Friday, March 21, 2008

The Lieutenant of Inishmore

I had read Martin McDonagh's The Lieutenant of Inishmore a while back and found myself laughing and grimacing at his twisty, perverse look at family, violence, and politics.

It was with a little trepidation that I attended opening night, since often the actualization of a play fails to live up to a perfectionist's imagination.

At opening night at the Station, Rick Orr directed a handsome cast in this latest production and I'm pleased and relieved to say, it pretty much rocks.

The cast of eight is eminently watchable. Principle players Coy Wentworth and Gary Ambler -- as a duo attempting to disguise the death of a cat -- play off each other in ways that frequently caused me to emit unexpected spurts of laughter; the Irish insurgent duo Mathew Green and Colleen Klein gave off palpable sexual sparks, particularly when lavishing a lubricant of blood over one another.

The final scene's coup de theatre is extreme, combining the coldness of a blood bath with the fuzzy warmth of kittens. The audience did not know whether to moan or coo. Actually, they did both. Loudly. While laughing.

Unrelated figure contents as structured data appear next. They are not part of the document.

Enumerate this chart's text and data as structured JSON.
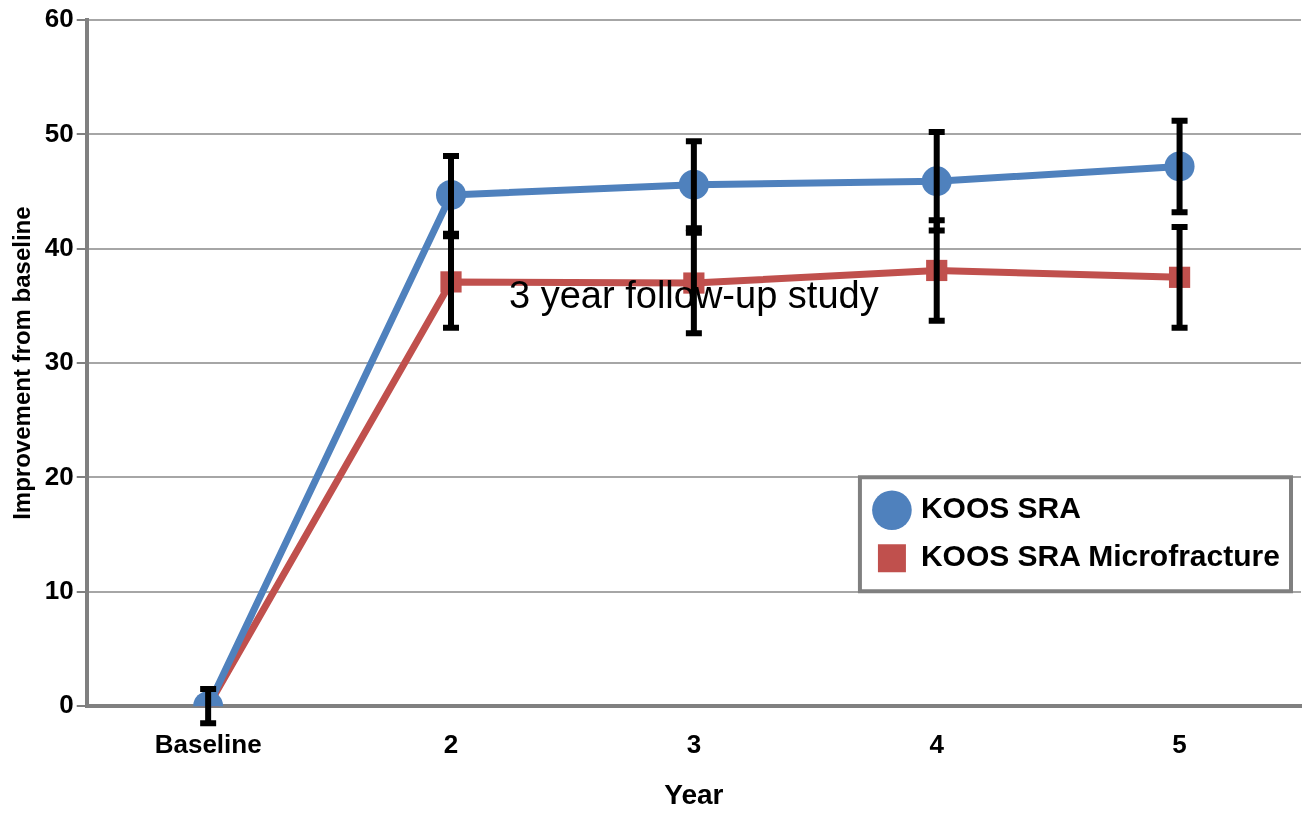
{
  "chart_data": {
    "type": "line",
    "xlabel": "Year",
    "ylabel": "Improvement from baseline",
    "categories": [
      "Baseline",
      "2",
      "3",
      "4",
      "5"
    ],
    "ylim": [
      0,
      60
    ],
    "yticks": [
      0,
      10,
      20,
      30,
      40,
      50,
      60
    ],
    "grid": "y",
    "legend": "bottom right",
    "annotations": [
      {
        "text": "3 year follow-up study",
        "x": "3",
        "y": 35.7
      }
    ],
    "series": [
      {
        "name": "KOOS SRA",
        "color": "#4f81bd",
        "marker": "circle",
        "values": [
          0,
          44.7,
          45.6,
          45.9,
          47.2
        ],
        "errors": [
          1.5,
          3.4,
          3.8,
          4.3,
          4.0
        ]
      },
      {
        "name": "KOOS SRA Microfracture",
        "color": "#c0504d",
        "marker": "square",
        "values": [
          0,
          37.1,
          37.0,
          38.1,
          37.5
        ],
        "errors": [
          null,
          4.0,
          4.4,
          4.4,
          4.4
        ]
      }
    ]
  }
}
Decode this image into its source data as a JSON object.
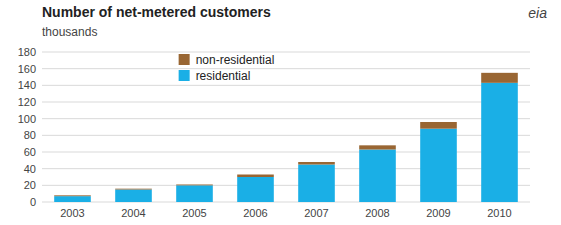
{
  "chart_data": {
    "type": "bar",
    "stacked": true,
    "title": "Number of net-metered  customers",
    "subtitle": "thousands",
    "annotations": [
      "eia"
    ],
    "categories": [
      "2003",
      "2004",
      "2005",
      "2006",
      "2007",
      "2008",
      "2009",
      "2010"
    ],
    "series": [
      {
        "name": "residential",
        "color": "#1aafe6",
        "values": [
          7,
          15,
          20,
          30,
          45,
          63,
          88,
          143
        ]
      },
      {
        "name": "non-residential",
        "color": "#996633",
        "values": [
          1,
          1,
          1,
          3,
          3,
          5,
          8,
          12
        ]
      }
    ],
    "ylim": [
      0,
      180
    ],
    "yticks": [
      0,
      20,
      40,
      60,
      80,
      100,
      120,
      140,
      160,
      180
    ],
    "grid": true,
    "legend": "upper left"
  }
}
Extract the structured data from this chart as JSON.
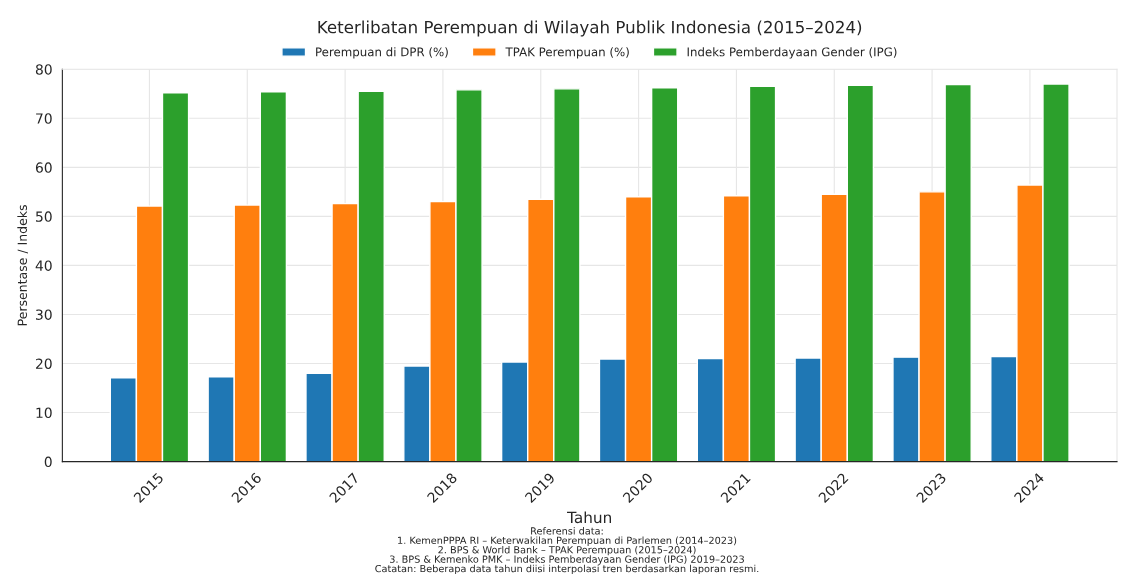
{
  "chart_data": {
    "type": "bar",
    "title": "Keterlibatan Perempuan di Wilayah Publik Indonesia (2015–2024)",
    "xlabel": "Tahun",
    "ylabel": "Persentase / Indeks",
    "categories": [
      "2015",
      "2016",
      "2017",
      "2018",
      "2019",
      "2020",
      "2021",
      "2022",
      "2023",
      "2024"
    ],
    "series": [
      {
        "name": "Perempuan di DPR (%)",
        "color": "#1f77b4",
        "values": [
          17.1,
          17.3,
          18.0,
          19.5,
          20.3,
          20.9,
          21.0,
          21.1,
          21.3,
          21.4
        ]
      },
      {
        "name": "TPAK Perempuan (%)",
        "color": "#ff7f0e",
        "values": [
          52.1,
          52.3,
          52.6,
          53.0,
          53.5,
          54.0,
          54.2,
          54.5,
          55.0,
          56.4
        ]
      },
      {
        "name": "Indeks Pemberdayaan Gender (IPG)",
        "color": "#2ca02c",
        "values": [
          75.2,
          75.4,
          75.5,
          75.8,
          76.0,
          76.2,
          76.5,
          76.7,
          76.9,
          77.0
        ]
      }
    ],
    "ylim": [
      0,
      80
    ],
    "yticks": [
      0,
      10,
      20,
      30,
      40,
      50,
      60,
      70,
      80
    ],
    "grid": true,
    "legend": "top",
    "annotations": [
      "Referensi data:\n1. KemenPPPA RI – Keterwakilan Perempuan di Parlemen (2014–2023)\n2. BPS & World Bank – TPAK Perempuan (2015–2024)\n3. BPS & Kemenko PMK – Indeks Pemberdayaan Gender (IPG) 2019–2023\nCatatan: Beberapa data tahun diisi interpolasi tren berdasarkan laporan resmi."
    ]
  }
}
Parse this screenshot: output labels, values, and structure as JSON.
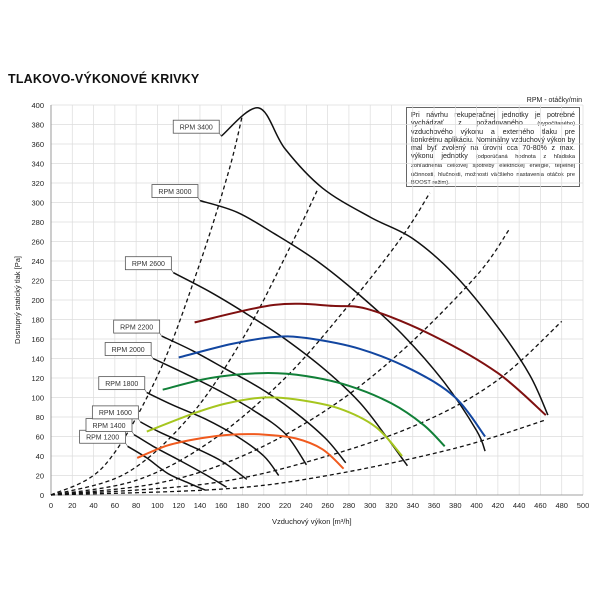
{
  "page": {
    "title": "TLAKOVO-VÝKONOVÉ KRIVKY",
    "rpm_note": "RPM - otáčky/min",
    "info_main_1": "Pri návrhu rekuperačnej jednotky je potrebné vychádzať z požadovaného",
    "info_small_1": "(vypočítaného)",
    "info_main_2": "vzduchového výkonu a externého tlaku pre konkrétnu aplikáciu. Nominálny vzduchový výkon by mal byť zvolený na úrovni cca 70-80% z max. výkonu jednotky",
    "info_small_2": "(odporúčaná hodnota z hľadiska zohľadnenia celkovej spotreby elektrickej energie, tepelnej účinnosti, hlučnosti, možnosti väčšieho nastavenia otáčok pre BOOST režim)."
  },
  "chart_data": {
    "type": "line",
    "title": "TLAKOVO-VÝKONOVÉ KRIVKY",
    "xlabel": "Vzduchový výkon [m³/h]",
    "ylabel": "Dostupný statický tlak [Pa]",
    "xlim": [
      0,
      500
    ],
    "ylim": [
      0,
      400
    ],
    "xticks": [
      0,
      20,
      40,
      60,
      80,
      100,
      120,
      140,
      160,
      180,
      200,
      220,
      240,
      260,
      280,
      300,
      320,
      340,
      360,
      380,
      400,
      420,
      440,
      460,
      480,
      500
    ],
    "yticks": [
      0,
      20,
      40,
      60,
      80,
      100,
      120,
      140,
      160,
      180,
      200,
      220,
      240,
      260,
      280,
      300,
      320,
      340,
      360,
      380,
      400
    ],
    "grid": true,
    "legend": "none",
    "rpm_curves": [
      {
        "name": "RPM 1200",
        "points": [
          [
            0,
            0
          ],
          [
            72,
            50
          ],
          [
            90,
            38
          ],
          [
            110,
            22
          ],
          [
            130,
            12
          ],
          [
            145,
            5
          ]
        ]
      },
      {
        "name": "RPM 1400",
        "points": [
          [
            0,
            0
          ],
          [
            78,
            62
          ],
          [
            96,
            50
          ],
          [
            120,
            36
          ],
          [
            145,
            21
          ],
          [
            165,
            8
          ]
        ]
      },
      {
        "name": "RPM 1600",
        "points": [
          [
            0,
            0
          ],
          [
            84,
            75
          ],
          [
            103,
            64
          ],
          [
            130,
            51
          ],
          [
            160,
            35
          ],
          [
            184,
            16
          ]
        ]
      },
      {
        "name": "RPM 1800",
        "points": [
          [
            0,
            0
          ],
          [
            90,
            105
          ],
          [
            115,
            92
          ],
          [
            145,
            78
          ],
          [
            175,
            60
          ],
          [
            200,
            40
          ],
          [
            214,
            20
          ]
        ]
      },
      {
        "name": "RPM 2000",
        "points": [
          [
            0,
            0
          ],
          [
            96,
            140
          ],
          [
            125,
            125
          ],
          [
            158,
            107
          ],
          [
            190,
            87
          ],
          [
            220,
            63
          ],
          [
            240,
            31
          ]
        ]
      },
      {
        "name": "RPM 2200",
        "points": [
          [
            0,
            0
          ],
          [
            104,
            163
          ],
          [
            133,
            148
          ],
          [
            163,
            130
          ],
          [
            196,
            110
          ],
          [
            228,
            86
          ],
          [
            258,
            58
          ],
          [
            277,
            33
          ]
        ]
      },
      {
        "name": "RPM 2600",
        "points": [
          [
            0,
            0
          ],
          [
            115,
            228
          ],
          [
            150,
            208
          ],
          [
            185,
            185
          ],
          [
            220,
            160
          ],
          [
            258,
            128
          ],
          [
            290,
            95
          ],
          [
            315,
            60
          ],
          [
            335,
            30
          ]
        ]
      },
      {
        "name": "RPM 3000",
        "points": [
          [
            0,
            0
          ],
          [
            140,
            302
          ],
          [
            175,
            290
          ],
          [
            210,
            268
          ],
          [
            250,
            240
          ],
          [
            290,
            205
          ],
          [
            330,
            165
          ],
          [
            370,
            115
          ],
          [
            400,
            66
          ],
          [
            408,
            45
          ]
        ]
      },
      {
        "name": "RPM 3400",
        "points": [
          [
            0,
            0
          ],
          [
            160,
            368
          ],
          [
            195,
            397
          ],
          [
            220,
            355
          ],
          [
            255,
            315
          ],
          [
            300,
            285
          ],
          [
            340,
            263
          ],
          [
            380,
            225
          ],
          [
            420,
            172
          ],
          [
            450,
            123
          ],
          [
            467,
            82
          ]
        ]
      }
    ],
    "system_curves": [
      {
        "points": [
          [
            0,
            0
          ],
          [
            50,
            30
          ],
          [
            100,
            122
          ],
          [
            140,
            238
          ],
          [
            167,
            332
          ],
          [
            180,
            390
          ]
        ]
      },
      {
        "points": [
          [
            0,
            0
          ],
          [
            70,
            22
          ],
          [
            130,
            80
          ],
          [
            180,
            160
          ],
          [
            225,
            255
          ],
          [
            250,
            312
          ]
        ]
      },
      {
        "points": [
          [
            0,
            0
          ],
          [
            80,
            15
          ],
          [
            150,
            55
          ],
          [
            220,
            120
          ],
          [
            280,
            195
          ],
          [
            330,
            265
          ],
          [
            356,
            310
          ]
        ]
      },
      {
        "points": [
          [
            0,
            0
          ],
          [
            100,
            12
          ],
          [
            180,
            40
          ],
          [
            260,
            88
          ],
          [
            330,
            148
          ],
          [
            400,
            225
          ],
          [
            431,
            273
          ]
        ]
      },
      {
        "points": [
          [
            0,
            0
          ],
          [
            150,
            12
          ],
          [
            260,
            40
          ],
          [
            350,
            75
          ],
          [
            420,
            118
          ],
          [
            480,
            178
          ]
        ]
      },
      {
        "points": [
          [
            0,
            0
          ],
          [
            160,
            6
          ],
          [
            260,
            20
          ],
          [
            380,
            48
          ],
          [
            465,
            77
          ]
        ]
      }
    ],
    "working_ranges": [
      {
        "name": "2200",
        "color": "#7f1010",
        "points": [
          [
            135,
            177
          ],
          [
            210,
            195
          ],
          [
            265,
            194
          ],
          [
            300,
            190
          ],
          [
            360,
            163
          ],
          [
            420,
            125
          ],
          [
            465,
            82
          ]
        ]
      },
      {
        "name": "2000",
        "color": "#1246a0",
        "points": [
          [
            120,
            141
          ],
          [
            170,
            155
          ],
          [
            210,
            162
          ],
          [
            240,
            161
          ],
          [
            290,
            150
          ],
          [
            340,
            128
          ],
          [
            380,
            100
          ],
          [
            408,
            60
          ]
        ]
      },
      {
        "name": "1800",
        "color": "#118038",
        "points": [
          [
            105,
            108
          ],
          [
            150,
            120
          ],
          [
            200,
            125
          ],
          [
            240,
            122
          ],
          [
            280,
            112
          ],
          [
            320,
            94
          ],
          [
            350,
            72
          ],
          [
            370,
            50
          ]
        ]
      },
      {
        "name": "1600",
        "color": "#a6c61f",
        "points": [
          [
            90,
            65
          ],
          [
            135,
            84
          ],
          [
            165,
            94
          ],
          [
            200,
            100
          ],
          [
            230,
            98
          ],
          [
            270,
            89
          ],
          [
            305,
            70
          ],
          [
            330,
            40
          ]
        ]
      },
      {
        "name": "1400",
        "color": "#f05a1e",
        "points": [
          [
            81,
            38
          ],
          [
            110,
            51
          ],
          [
            140,
            58
          ],
          [
            170,
            62
          ],
          [
            200,
            62
          ],
          [
            230,
            58
          ],
          [
            255,
            47
          ],
          [
            275,
            27
          ]
        ]
      }
    ]
  }
}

Even so, one can't mistake the political overtones. It's not just about Ireland. It's about a world where violence erupts over trifles, a world where we have learned to shrug off distant wars as just more television.

Oddly, seeing The Lieutenant of Inishmore may re-sensitize the viewer, rather than desensitize, to the violence all around us. But it's not a lecture. It's not spinach. You'll have a good time and then ask yourself, did I just have a good time watching that?